En dehors du Rojava, le séisme a aussi dévasté dans le Nord-Ouest syrien à Alep, Hama ou encore Idlib dernière poche rebelle partagée par les dissidents d’Al Qaïda à et une coalition de rebelles alliant groupes “islamistes”, parfois pro-démocratie, plus rarement libéraux regroupés derrière l’Armée Syrienne Libre, soutenue et armée par la Turquie.

Le Nord-ouest a été déchirée par la guerre civile, la division entre factions rebelles, la cruauté des bombardements et de la répression de l'État syrien en générale ou encore la présence de Daech, sous fond d’impérialismes régionaux ou plus conséquents, nous ne pouvons que constater, que toutes les nations et forces impliquées dans ce conflit ne feront pas de ce cataclysme une priorité.

Les températures glaciales viennent s’ajouter au désastre de plus de dix ans de guerre civile d’un pays qui a vu la mort de plus d’un demi-million de personnes dont plus de 306 000 civils et des centaines de millions de déplacés depuis 2011.

Le nord de la Syrie se retrouve dans l’incapacité de faire face à cette situation et les survivants au tremblement de terre risquent d’être amenés à vivre une nouvelle catastrophe immédiatement.

 

Service minimum de l’OTAN

Côté occidental, l’Europe envoie 79 chiens de recherches et 1185 secouristes venus de 19 états-membres. Les Etats-Unis, de leur côté, envoient deux équipes de secouristes en Turquie et le président Biden promet à son homologue turc une aide conséquente. La Syrie appelle l’UE à l’aide, de son côté le chef de la diplomatie affirme qu’une aide sera envoyée tant qu’elle ne tombe pas aux mains du régime.

Envenimer le conflit ukrainien plutôt que le résoudre impacte logiquement le sens des priorités, et les capacités de mobilisation des équipes se retrouvent forcément amoindries.

 

A quoi s’intéresse la presse mainstream ?

On ne peut que saluer les secouristes et les personnes qui tentent de sauver des vies parfois au péril de la leur. Nous sommes naturellement touchés par la mort ou la survie d’un être humain retrouvé sous les décombres ou survivant à ses blessures.

Cependant, les récits des médias mainstreams français se résument globalement au récit de ces histoires, plutôt qu’aux conséquences et aux facteurs qui impacteront sur la situation économique, sociale et politique des zones touchées à court et moyen terme. Ce que nous retenons en plus de notre tristesse, c’est un sentiment d’impuissance.

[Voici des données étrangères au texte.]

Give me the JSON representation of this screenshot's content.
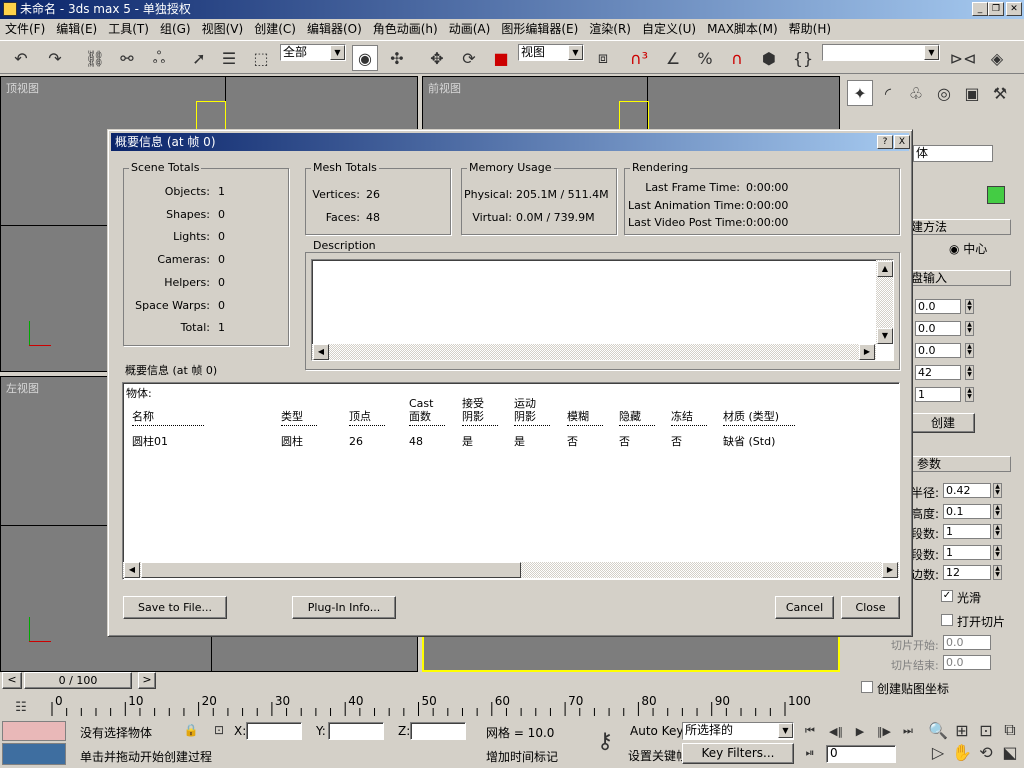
{
  "app": {
    "title": "未命名 - 3ds max 5 - 单独授权"
  },
  "menu": [
    "文件(F)",
    "编辑(E)",
    "工具(T)",
    "组(G)",
    "视图(V)",
    "创建(C)",
    "编辑器(O)",
    "角色动画(h)",
    "动画(A)",
    "图形编辑器(E)",
    "渲染(R)",
    "自定义(U)",
    "MAX脚本(M)",
    "帮助(H)"
  ],
  "toolbar": {
    "selection_filter": "全部",
    "reference_coord": "视图",
    "named_sel": ""
  },
  "viewports": {
    "top": "顶视图",
    "front": "前视图",
    "left": "左视图"
  },
  "dialog": {
    "title": "概要信息 (at 帧 0)",
    "help": "?",
    "close": "X",
    "scene_totals": {
      "label": "Scene Totals",
      "rows": [
        {
          "k": "Objects:",
          "v": "1"
        },
        {
          "k": "Shapes:",
          "v": "0"
        },
        {
          "k": "Lights:",
          "v": "0"
        },
        {
          "k": "Cameras:",
          "v": "0"
        },
        {
          "k": "Helpers:",
          "v": "0"
        },
        {
          "k": "Space Warps:",
          "v": "0"
        },
        {
          "k": "Total:",
          "v": "1"
        }
      ]
    },
    "mesh_totals": {
      "label": "Mesh Totals",
      "rows": [
        {
          "k": "Vertices:",
          "v": "26"
        },
        {
          "k": "Faces:",
          "v": "48"
        }
      ]
    },
    "memory": {
      "label": "Memory Usage",
      "rows": [
        {
          "k": "Physical:",
          "v": "205.1M / 511.4M"
        },
        {
          "k": "Virtual:",
          "v": "0.0M / 739.9M"
        }
      ]
    },
    "rendering": {
      "label": "Rendering",
      "rows": [
        {
          "k": "Last Frame Time:",
          "v": "0:00:00"
        },
        {
          "k": "Last Animation Time:",
          "v": "0:00:00"
        },
        {
          "k": "Last Video Post Time:",
          "v": "0:00:00"
        }
      ]
    },
    "description": {
      "label": "Description"
    },
    "summary_label": "概要信息 (at 帧 0)",
    "objects_label": "物体:",
    "columns": [
      {
        "h1": "",
        "h2": "名称",
        "v": "圆柱01"
      },
      {
        "h1": "",
        "h2": "类型",
        "v": "圆柱"
      },
      {
        "h1": "",
        "h2": "顶点",
        "v": "26"
      },
      {
        "h1": "Cast",
        "h2": "面数",
        "v": "48"
      },
      {
        "h1": "接受",
        "h2": "阴影",
        "v": "是"
      },
      {
        "h1": "运动",
        "h2": "阴影",
        "v": "是"
      },
      {
        "h1": "",
        "h2": "模糊",
        "v": "否"
      },
      {
        "h1": "",
        "h2": "隐藏",
        "v": "否"
      },
      {
        "h1": "",
        "h2": "冻结",
        "v": "否"
      },
      {
        "h1": "",
        "h2": "材质 (类型)",
        "v": "缺省 (Std)"
      }
    ],
    "buttons": {
      "save": "Save to File...",
      "plugin": "Plug-In Info...",
      "cancel": "Cancel",
      "close": "Close"
    }
  },
  "cmd": {
    "combo": "体",
    "sect_method": "建方法",
    "center": "中心",
    "sect_kbd": "盘输入",
    "create": "创建",
    "sect_params": "参数",
    "kbd_vals": [
      "0.0",
      "0.0",
      "0.0",
      "42",
      "1"
    ],
    "params": [
      {
        "k": "半径:",
        "v": "0.42"
      },
      {
        "k": "高度:",
        "v": "0.1"
      },
      {
        "k": "段数:",
        "v": "1"
      },
      {
        "k": "段数:",
        "v": "1"
      },
      {
        "k": "边数:",
        "v": "12"
      }
    ],
    "smooth": "光滑",
    "slice_on": "打开切片",
    "slice_from": "切片开始:",
    "slice_to": "切片结束:",
    "slice_from_v": "0.0",
    "slice_to_v": "0.0",
    "gen_map": "创建贴图坐标"
  },
  "time": {
    "slider": "0 / 100",
    "ticks": [
      "0",
      "10",
      "20",
      "30",
      "40",
      "50",
      "60",
      "70",
      "80",
      "90",
      "100"
    ]
  },
  "status": {
    "sel": "没有选择物体",
    "x": "X:",
    "y": "Y:",
    "z": "Z:",
    "grid": "网格 = 10.0",
    "autokey": "Auto Key",
    "selected": "所选择的",
    "setkey": "设置关键帧",
    "keyfilters": "Key Filters...",
    "prompt": "单击并拖动开始创建过程",
    "addtime": "增加时间标记",
    "frame": "0"
  }
}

Les catastrophes naturelles ne peuvent être évitées, certes. Mais les facteurs aggravants sont le plus souvent le résultat de la volonté arbitraire de celles et ceux qui méprisent l’humanité.

Il ne devrait s'agir là que de solidarité. La seule chose dont toutes les victimes aient besoin. Le seul levier à actionner, sans faire de différence entre les humains.